食塩の場合、推定致死量は0.5~5グラム/キログラムで、中毒症状は0.5~1グラム/キログラムから発現するという。茶さじなどに軽くすくった状態を目安にすると、成人では1~2杯で中毒リスクがあることになる。成人よりもはるかに体重の軽い乳児であれば、さらに少ない量でも十分危険だ。
では、熱中症対策として水分や塩分を補給する場合はどうすればよいのか。そもそも暑い時期でも日常的な活動の範囲内であれば、塩分を余分に取る必要はない。日本気象協会の熱中症啓発を呼びかけるサイトでも、
「過度に塩分をとる必要はありませんが、毎日の食事を通してほどよく塩分をとりましょう」
と呼びかけている。炎天下の中、長時間屋外で働いていたりスポーツをするなど大量に汗をかく場合は塩分補給も行う必要があるが、暑いからといって水と塩分を同時に摂らなければいけないわけではない。
さらに、環境省が公開している「日常生活における熱中症 子どもと高齢者の熱中症予防策」では、乳児や小児は発汗機能が非常に低く、成人とは体温調節の仕組み自体が異なると指摘。

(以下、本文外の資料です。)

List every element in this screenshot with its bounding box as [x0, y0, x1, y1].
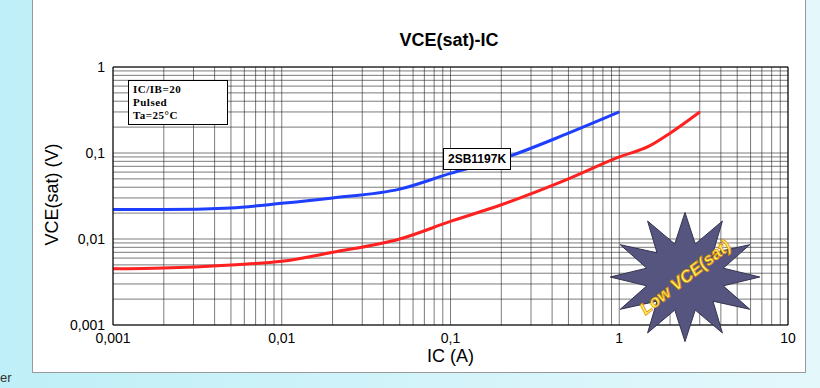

子どもは汗っかきというイメージもあるが、実際には発汗量は成人の半分程度で、汗をかくよりも皮膚からの放熱で体温を下げるというのだ。そのため、水分補給は当然だが、環境温度が高い場合に放熱できなくなり体内に熱が蓄積されてしまうため、涼しい環境にいることが重要だという。乳児に熱中症対策として水分に加えて日常的に塩分を摂らせる必要はないのだ。